Read in | English | Español | Français | Deutsch | Português | Italiano | 日本語 | 한국어 | 简体中文 | 繁體中文 | Nederlands | Bahasa | Русский | Svenska | Polski

Senyawa organosilicon membantu meningkatkan teknologi baterai lithium

Published on October 3, 2005 at 7:44 PM · No Comments

Dengan bantuan baru berbasis silikon senyawa, para ilmuwan - dan pasien - akan mendapatkan muatan baru yang signifikan dari baterai lithium kecil yang digunakan dalam perangkat implantable untuk membantu mengobati gangguan sistem saraf dan lainnya.

Baterai lithium adalah pekerja keras dalam perangkat implantable - stimulator digunakan untuk melompat memulai jantung dan membantu sistem saraf pusat membuat koneksi penting dalam, misalnya, Parkinson dan epilepsi pasien. Dirancang untuk menjadi sangat dapat diandalkan dan bekerja terus menerus selama bertahun-tahun, baterai kecil yang implantables listrik sangat diperlukan dalam segala hal dari alat pacu jantung ke stimulator elektronik yang membantu mengembalikan fungsi pada otak pasien Parkinson.

Tapi baterai lithium tidak berlangsung selamanya dan operasi baru untuk mempertahankan banyak perangkat unggulan ke dalam tubuh diperlukan, karena untuk mengganti baterai dan perangkat pada akhir hidup mereka. Selain itu, generasi baru perangkat listrik kecil untuk merangsang sistem saraf, mengobati inkontinensia dan mengatasi gangguan otot akan datang pada baris sebagai ilmuwan dan insinyur terus menyusut komponen yang membentuk perangkat.

Pusat untuk kemampuan itu, menurut University of Wisconsin-Madison Profesor Emeritus kimia Robert Barat, yang baru baterai lithium teknologi, teknologi yang mampu membuat baterai lebih kecil, lebih lama dan, segera, menerima muatan dari luar tubuh tanpa perlu untuk operasi .

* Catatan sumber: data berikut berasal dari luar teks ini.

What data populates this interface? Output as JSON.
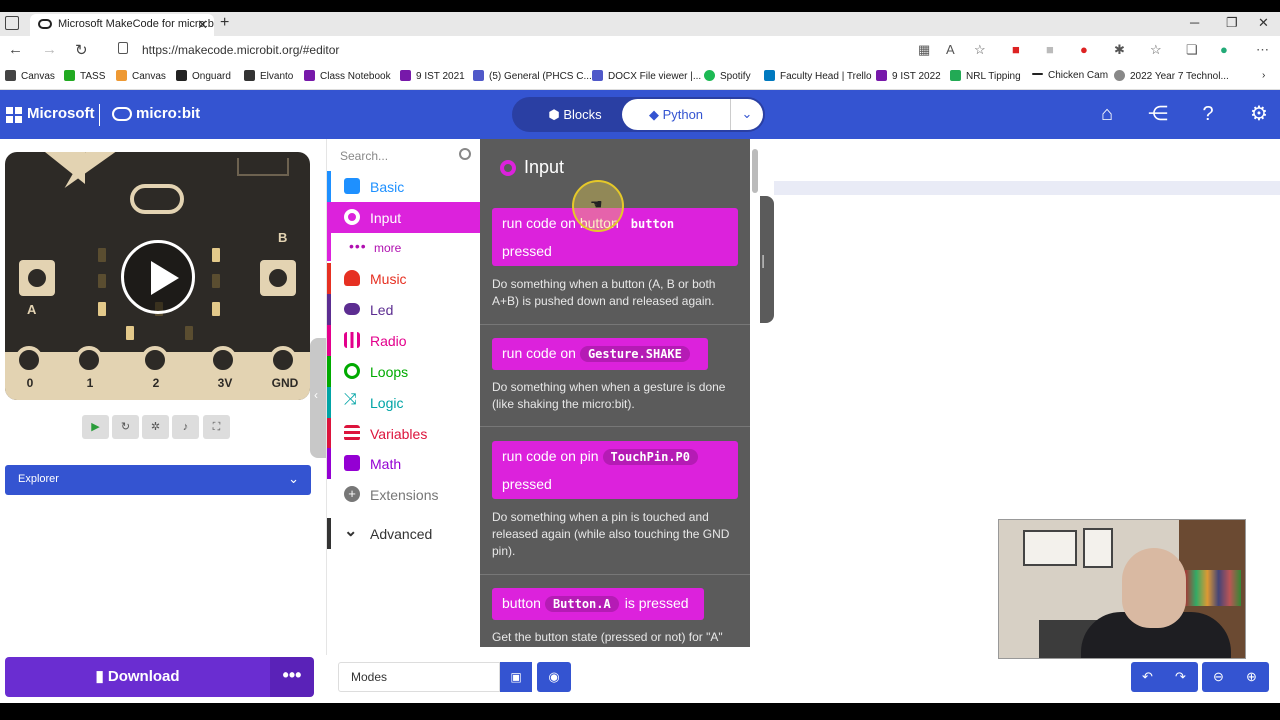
{
  "browser": {
    "tab_title": "Microsoft MakeCode for micro:b",
    "url": "https://makecode.microbit.org/#editor",
    "bookmarks": [
      "Canvas",
      "TASS",
      "Canvas",
      "Onguard",
      "Elvanto",
      "Class Notebook",
      "9 IST 2021",
      "(5) General (PHCS C...",
      "DOCX File viewer |...",
      "Spotify",
      "Faculty Head | Trello",
      "9 IST 2022",
      "NRL Tipping",
      "Chicken Cam",
      "2022 Year 7 Technol..."
    ]
  },
  "header": {
    "brand": "Microsoft",
    "product": "micro:bit",
    "blocks_label": "Blocks",
    "python_label": "Python",
    "icons": [
      "home-icon",
      "share-icon",
      "help-icon",
      "settings-icon"
    ]
  },
  "simulator": {
    "pins": [
      "0",
      "1",
      "2",
      "3V",
      "GND"
    ],
    "button_a": "A",
    "button_b": "B",
    "explorer_label": "Explorer"
  },
  "toolbox": {
    "search_placeholder": "Search...",
    "categories": [
      {
        "label": "Basic",
        "color": "#1e90ff"
      },
      {
        "label": "Input",
        "color": "#dc22dc"
      },
      {
        "label": "more",
        "color": "#dc22dc"
      },
      {
        "label": "Music",
        "color": "#e63022"
      },
      {
        "label": "Led",
        "color": "#5c2d91"
      },
      {
        "label": "Radio",
        "color": "#e3008c"
      },
      {
        "label": "Loops",
        "color": "#00aa00"
      },
      {
        "label": "Logic",
        "color": "#00a4a6"
      },
      {
        "label": "Variables",
        "color": "#dc143c"
      },
      {
        "label": "Math",
        "color": "#9400d3"
      },
      {
        "label": "Extensions",
        "color": "#777777"
      },
      {
        "label": "Advanced",
        "color": "#333333"
      }
    ]
  },
  "flyout": {
    "title": "Input",
    "blocks": [
      {
        "line1": "run code on button",
        "param": "button",
        "line2": "pressed",
        "desc": "Do something when a button (A, B or both A+B) is pushed down and released again."
      },
      {
        "line1": "run code on",
        "param": "Gesture.SHAKE",
        "line2": "",
        "desc": "Do something when when a gesture is done (like shaking the micro:bit)."
      },
      {
        "line1": "run code on pin",
        "param": "TouchPin.P0",
        "line2": "pressed",
        "desc": "Do something when a pin is touched and released again (while also touching the GND pin)."
      },
      {
        "line1": "button",
        "param": "Button.A",
        "line2": "is pressed",
        "desc": "Get the button state (pressed or not) for \"A\""
      }
    ]
  },
  "bottom": {
    "download_label": "Download",
    "project_name": "Modes"
  }
}
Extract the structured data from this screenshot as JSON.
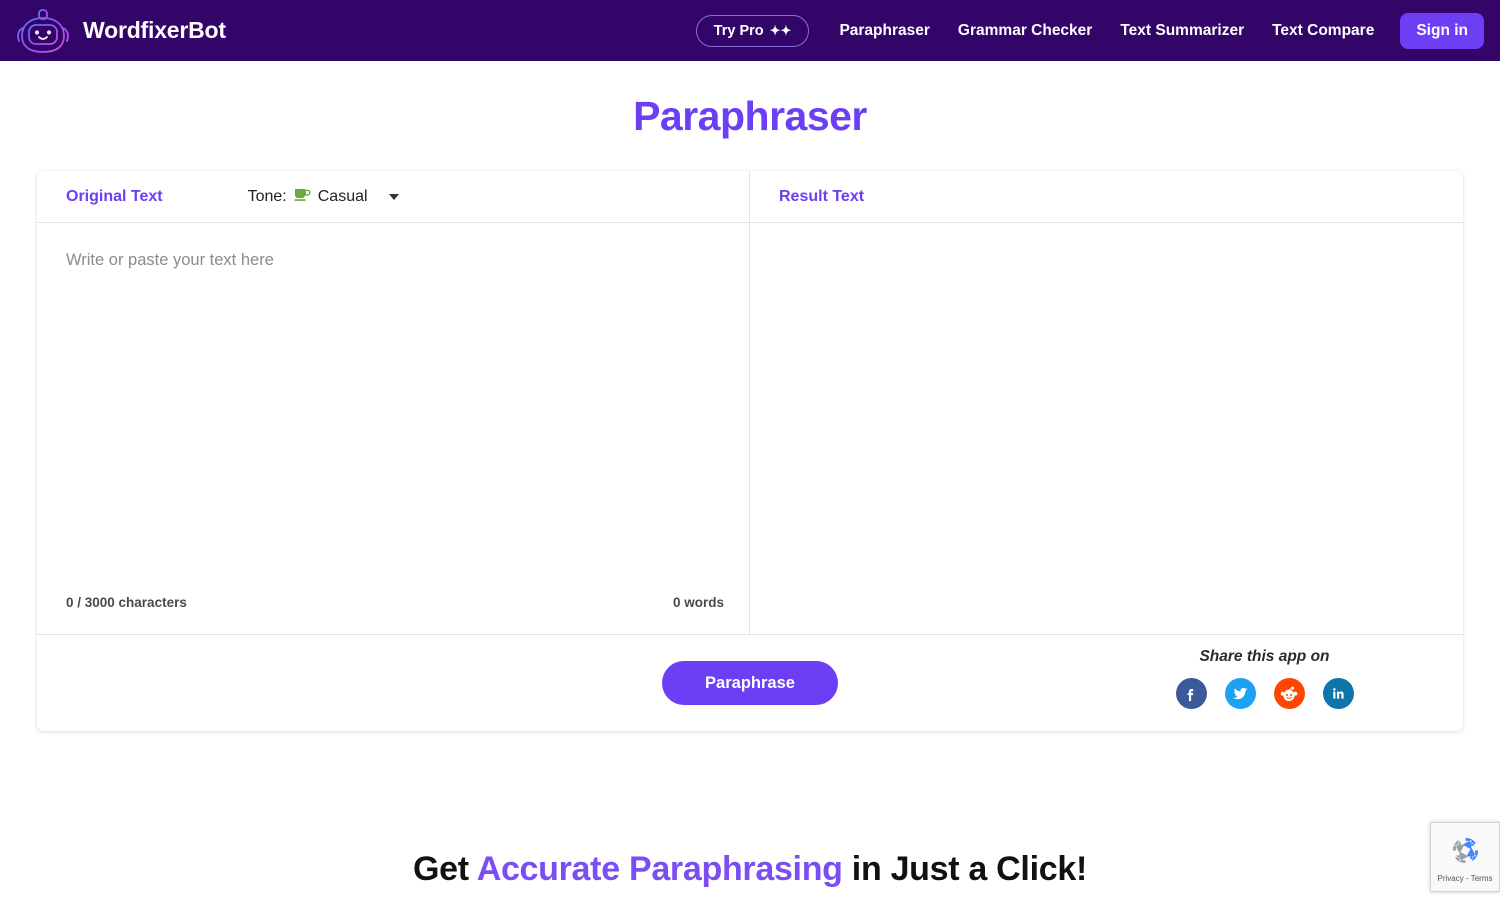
{
  "header": {
    "brand_name": "WordfixerBot",
    "brand_icon": "robot-head-icon",
    "try_pro_label": "Try Pro",
    "try_pro_icon": "sparkles-icon",
    "nav_links": [
      {
        "label": "Paraphraser"
      },
      {
        "label": "Grammar Checker"
      },
      {
        "label": "Text Summarizer"
      },
      {
        "label": "Text Compare"
      }
    ],
    "signin_label": "Sign in",
    "background_color": "#330569",
    "signin_color": "#6c3ef4"
  },
  "page": {
    "title": "Paraphraser",
    "title_color": "#6c3ef4"
  },
  "editor": {
    "original_label": "Original Text",
    "tone_label": "Tone:",
    "tone_icon": "coffee-cup-icon",
    "tone_value": "Casual",
    "caret_icon": "chevron-down-icon",
    "placeholder": "Write or paste your text here",
    "char_count": "0 / 3000 characters",
    "word_count": "0 words"
  },
  "result": {
    "label": "Result Text",
    "content": ""
  },
  "actions": {
    "paraphrase_label": "Paraphrase",
    "paraphrase_color": "#6c3ef4"
  },
  "share": {
    "title": "Share this app on",
    "networks": [
      {
        "name": "facebook",
        "icon": "facebook-icon",
        "color": "#3b5a9a"
      },
      {
        "name": "twitter",
        "icon": "twitter-icon",
        "color": "#1da1f2"
      },
      {
        "name": "reddit",
        "icon": "reddit-icon",
        "color": "#ff4500"
      },
      {
        "name": "linkedin",
        "icon": "linkedin-icon",
        "color": "#0e76a8"
      }
    ]
  },
  "promo": {
    "prefix": "Get ",
    "accent": "Accurate Paraphrasing",
    "suffix": " in Just a Click!",
    "accent_color": "#7b4df5"
  },
  "recaptcha": {
    "icon": "recaptcha-icon",
    "text": "Privacy - Terms"
  }
}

Menggunakan senyawa organosilicon, Barat dan UW-Madison rekan-rekannya telah mengembangkan generasi baru baterai lithium ion isi ulang yang tahan lebih dari dua kali lebih lama sebagai baterai sekarang digunakan dalam perangkat medis kecil.

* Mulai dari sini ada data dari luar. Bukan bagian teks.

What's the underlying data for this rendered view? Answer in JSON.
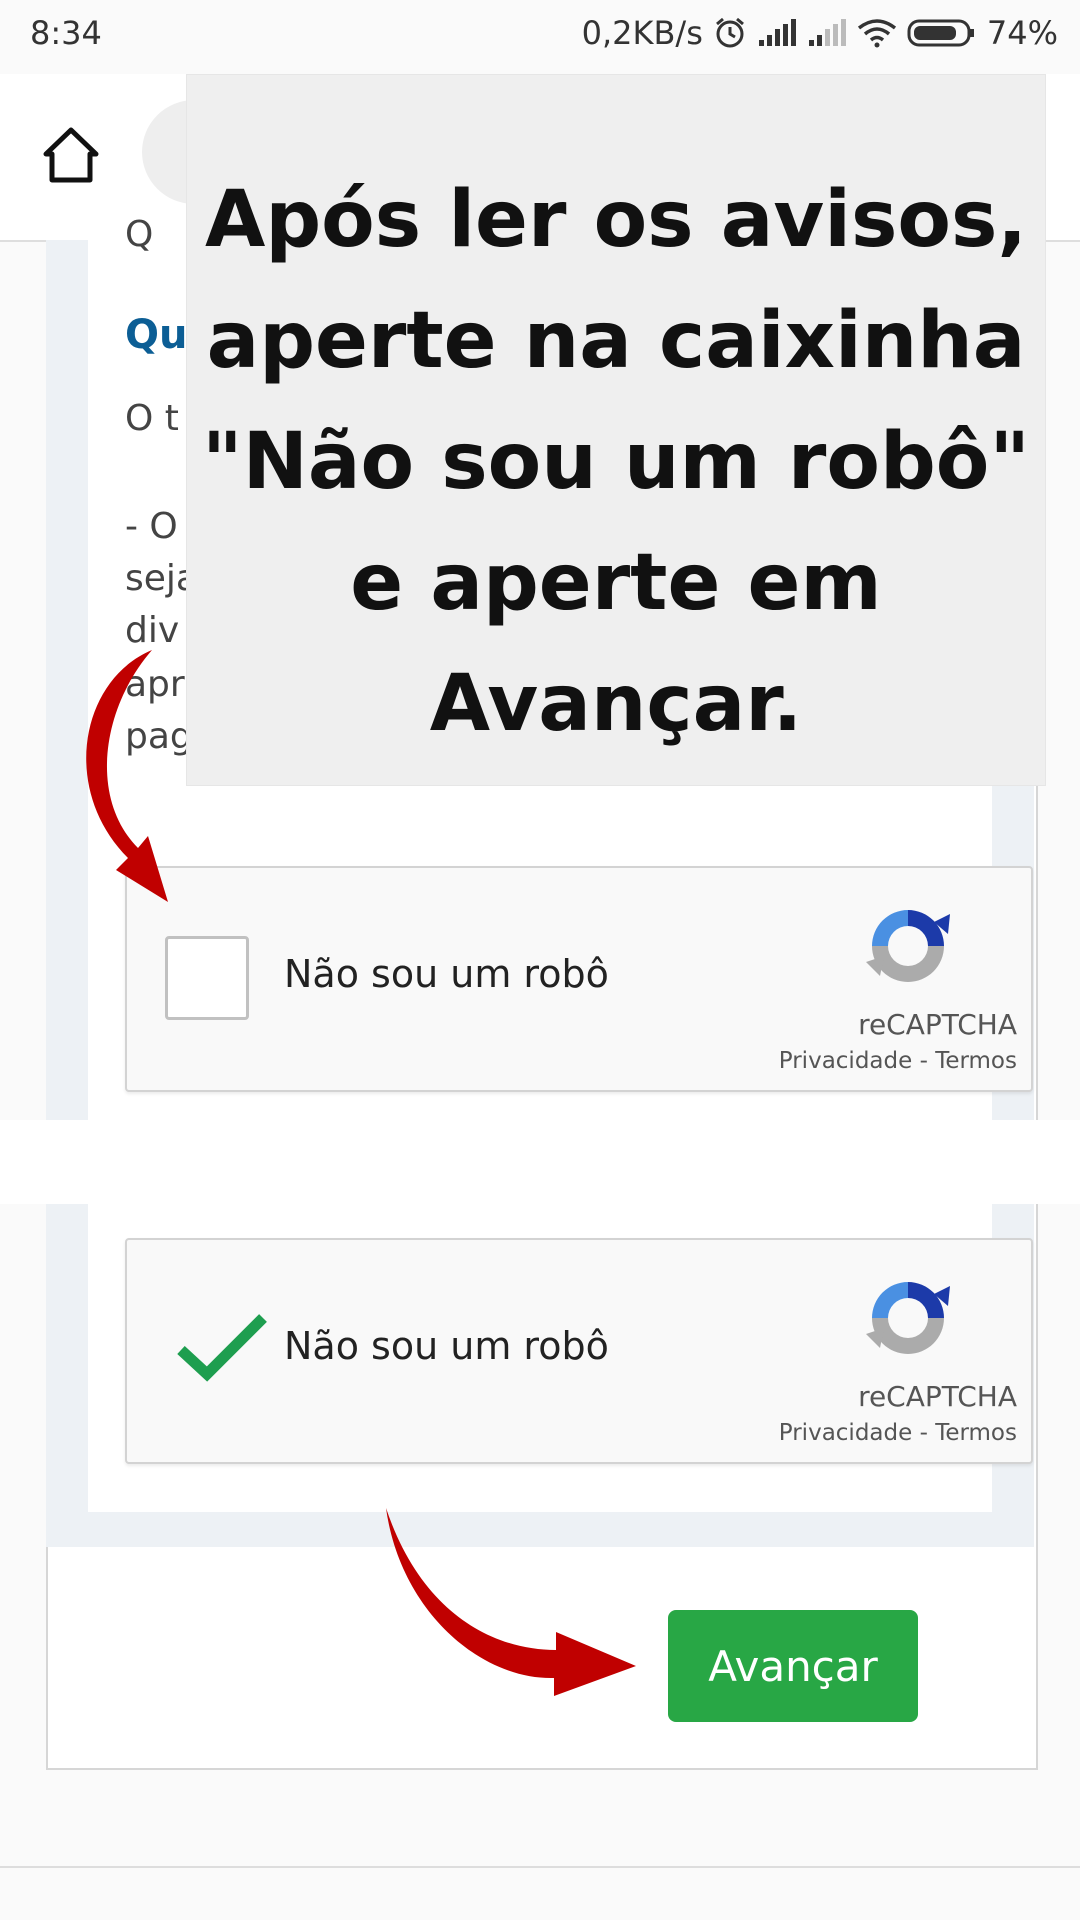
{
  "status_bar": {
    "time": "8:34",
    "speed": "0,2KB/s",
    "battery": "74%",
    "icons": [
      "alarm-icon",
      "signal-icon",
      "signal-weak-icon",
      "wifi-icon",
      "battery-icon"
    ]
  },
  "app_bar": {
    "home_icon": "home-icon"
  },
  "page": {
    "partial_text_1": "Q",
    "heading_partial": "Qu",
    "partial_text_2": "O t",
    "list_partial": [
      "- O",
      "seja",
      "div",
      "apr",
      "pag"
    ]
  },
  "overlay": {
    "text": "Após ler os avisos, aperte na caixinha \"Não sou um robô\" e aperte em Avançar."
  },
  "recaptcha_unchecked": {
    "label": "Não sou um robô",
    "brand": "reCAPTCHA",
    "privacy": "Privacidade",
    "separator": " - ",
    "terms": "Termos",
    "checked": false
  },
  "recaptcha_checked": {
    "label": "Não sou um robô",
    "brand": "reCAPTCHA",
    "privacy": "Privacidade",
    "separator": " - ",
    "terms": "Termos",
    "checked": true
  },
  "button": {
    "label": "Avançar",
    "color": "#28a745"
  },
  "colors": {
    "arrow_red": "#c00000",
    "check_green": "#1e9e4f",
    "heading_blue": "#0c5e95"
  }
}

"Ternyata senyawa organosilicon benar-benar baik untuk meningkatkan teknologi baterai lithium," kata Barat, yang baterai baru kekuatan teknologi "microstimulater" tidak lebih besar dari pensil dan yang dapat disuntikkan dekat saraf target untuk membantu mengatasi saraf yang rusak sistem kabel di jantung, epilepsi Parkinson dan inkontinensia.

"Idenya adalah bahwa setiap kali Anda memiliki koneksi saraf yang rusak, Anda dapat menyediakan impuls listrik untuk menyelesaikan sirkuit," jelas West.

Microstimulator ini dikembangkan oleh sebuah konsorsium termasuk organosilicon Penelitian UW-Madison Pusat, Argonne National Laboratory, Advanced Bionics Corp, Alfred Mann Foundation dan Quallion, LLC. Perangkat ini diakui awal tahun ini dengan "Penghargaan R & D 100" dari R & D Magazine.

Kelompok Barat mengembangkan elektrolit, cairan listrik-melakukan yang adalah jantung dari baterai. Senyawa-senyawa organosilicon baru yang dikembangkan oleh para ahli kimia Wisconsin, kata Barat, memiliki banyak keuntungan lebih dari kimia baterai lithium tradisional.